Die Sozialverbände VdK und SoVD sprachen von einer teuren Gießkannenlösung. Der Tankrabatt entlaste auch Menschen, die keine Unterstützung benötigten. Stattdessen müssten zielgerichtet Haushalte mit kleinen und mittleren Einkommen entlastet werden. Der Bauernverband und Vertreter der Logistikbranche begrüßten dagegen die Pläne.

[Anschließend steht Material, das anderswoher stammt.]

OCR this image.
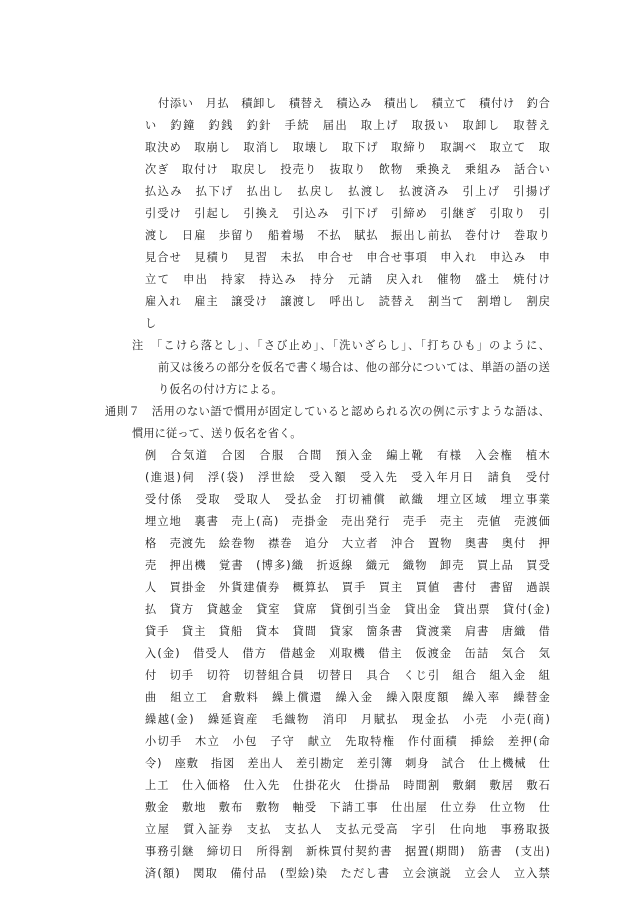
付添い　月払　積卸し　積替え　積込み　積出し　積立て　積付け　釣合
い　釣鐘　釣銭　釣針　手続　届出　取上げ　取扱い　取卸し　取替え
取決め　取崩し　取消し　取壊し　取下げ　取締り　取調べ　取立て　取
次ぎ　取付け　取戻し　投売り　抜取り　飲物　乗換え　乗組み　話合い
払込み　払下げ　払出し　払戻し　払渡し　払渡済み　引上げ　引揚げ
引受け　引起し　引換え　引込み　引下げ　引締め　引継ぎ　引取り　引
渡し　日雇　歩留り　船着場　不払　賦払　振出し前払　巻付け　巻取り
見合せ　見積り　見習　未払　申合せ　申合せ事項　申入れ　申込み　申
立て　申出　持家　持込み　持分　元請　戻入れ　催物　盛土　焼付け
雇入れ　雇主　譲受け　譲渡し　呼出し　読替え　割当て　割増し　割戻
し
注　「こけら落とし」、「さび止め」、「洗いざらし」、「打ちひも」のように、
前又は後ろの部分を仮名で書く場合は、他の部分については、単語の語の送
り仮名の付け方による。
通則７　活用のない語で慣用が固定していると認められる次の例に示すような語は、
慣用に従って、送り仮名を省く。
例　合気道　合図　合服　合間　預入金　編上靴　有様　入会権　植木
(進退)伺　浮(袋)　浮世絵　受入額　受入先　受入年月日　請負　受付
受付係　受取　受取人　受払金　打切補償　畝織　埋立区域　埋立事業
埋立地　裏書　売上(高)　売掛金　売出発行　売手　売主　売値　売渡価
格　売渡先　絵巻物　襟巻　追分　大立者　沖合　置物　奥書　奥付　押
売　押出機　覚書　(博多)織　折返線　織元　織物　卸売　買上品　買受
人　買掛金　外貨建債券　概算払　買手　買主　買値　書付　書留　過誤
払　貸方　貸越金　貸室　貸席　貸倒引当金　貸出金　貸出票　貸付(金)
貸手　貸主　貸船　貸本　貸間　貸家　箇条書　貸渡業　肩書　唐織　借
入(金)　借受人　借方　借越金　刈取機　借主　仮渡金　缶詰　気合　気
付　切手　切符　切替組合員　切替日　具合　くじ引　組合　組入金　組
曲　組立工　倉敷料　繰上償還　繰入金　繰入限度額　繰入率　繰替金
繰越(金)　繰延資産　毛織物　消印　月賦払　現金払　小売　小売(商)
小切手　木立　小包　子守　献立　先取特権　作付面積　挿絵　差押(命
令)　座敷　指図　差出人　差引勘定　差引簿　刺身　試合　仕上機械　仕
上工　仕入価格　仕入先　仕掛花火　仕掛品　時間割　敷網　敷居　敷石
敷金　敷地　敷布　敷物　軸受　下請工事　仕出屋　仕立券　仕立物　仕
立屋　質入証券　支払　支払人　支払元受高　字引　仕向地　事務取扱
事務引継　締切日　所得割　新株買付契約書　据置(期間)　筋書　(支出)
済(額)　関取　備付品　(型絵)染　ただし書　立会演説　立会人　立入禁
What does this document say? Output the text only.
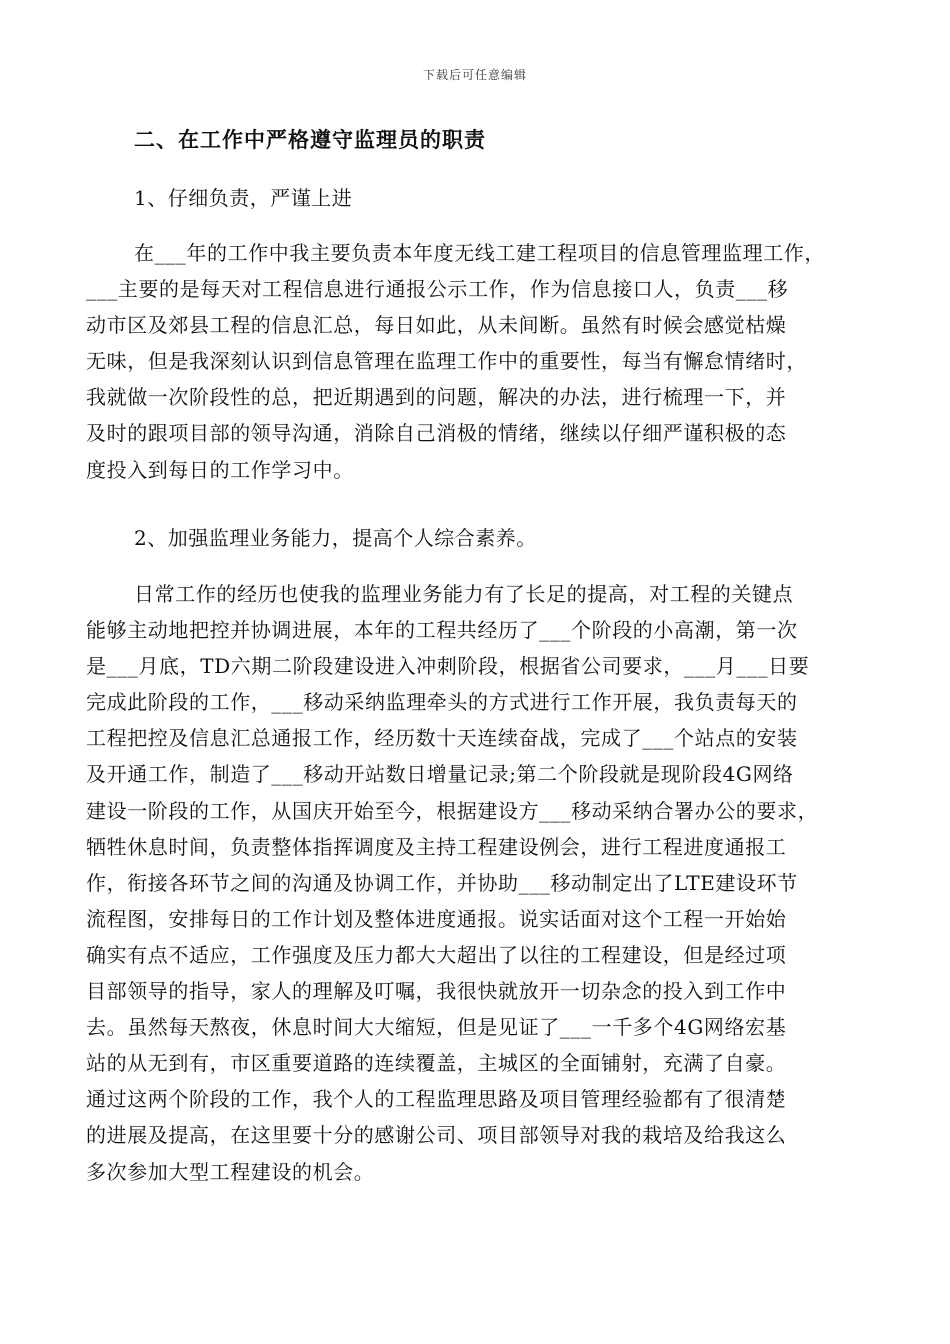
下载后可任意编辑
二、在工作中严格遵守监理员的职责
1、仔细负责，严谨上进
在___年的工作中我主要负责本年度无线工建工程项目的信息管理监理工作，
___主要的是每天对工程信息进行通报公示工作，作为信息接口人，负责___移
动市区及郊县工程的信息汇总，每日如此，从未间断。虽然有时候会感觉枯燥
无味，但是我深刻认识到信息管理在监理工作中的重要性，每当有懈怠情绪时，
我就做一次阶段性的总，把近期遇到的问题，解决的办法，进行梳理一下，并
及时的跟项目部的领导沟通，消除自己消极的情绪，继续以仔细严谨积极的态
度投入到每日的工作学习中。
2、加强监理业务能力，提高个人综合素养。
日常工作的经历也使我的监理业务能力有了长足的提高，对工程的关键点
能够主动地把控并协调进展，本年的工程共经历了___个阶段的小高潮，第一次
是___月底，TD六期二阶段建设进入冲刺阶段，根据省公司要求，___月___日要
完成此阶段的工作，___移动采纳监理牵头的方式进行工作开展，我负责每天的
工程把控及信息汇总通报工作，经历数十天连续奋战，完成了___个站点的安装
及开通工作，制造了___移动开站数日增量记录;第二个阶段就是现阶段4G网络
建设一阶段的工作，从国庆开始至今，根据建设方___移动采纳合署办公的要求，
牺牲休息时间，负责整体指挥调度及主持工程建设例会，进行工程进度通报工
作，衔接各环节之间的沟通及协调工作，并协助___移动制定出了LTE建设环节
流程图，安排每日的工作计划及整体进度通报。说实话面对这个工程一开始始
确实有点不适应，工作强度及压力都大大超出了以往的工程建设，但是经过项
目部领导的指导，家人的理解及叮嘱，我很快就放开一切杂念的投入到工作中
去。虽然每天熬夜，休息时间大大缩短，但是见证了___一千多个4G网络宏基
站的从无到有，市区重要道路的连续覆盖，主城区的全面铺射，充满了自豪。
通过这两个阶段的工作，我个人的工程监理思路及项目管理经验都有了很清楚
的进展及提高，在这里要十分的感谢公司、项目部领导对我的栽培及给我这么
多次参加大型工程建设的机会。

Die Bundesregierung will die Kraftstoffpreise in zwei Schritten senken. Von Oktober bis Jahresende sollen Benzin und Diesel um 17 Cent pro Liter billiger werden. Zusätzlich zum Tankrabatt soll es ab dem 1. Januar einen Spritpreisdeckel geben.
Diese Nachricht wurde am 19.09.2026 im Programm Deutschlandfunk gesendet.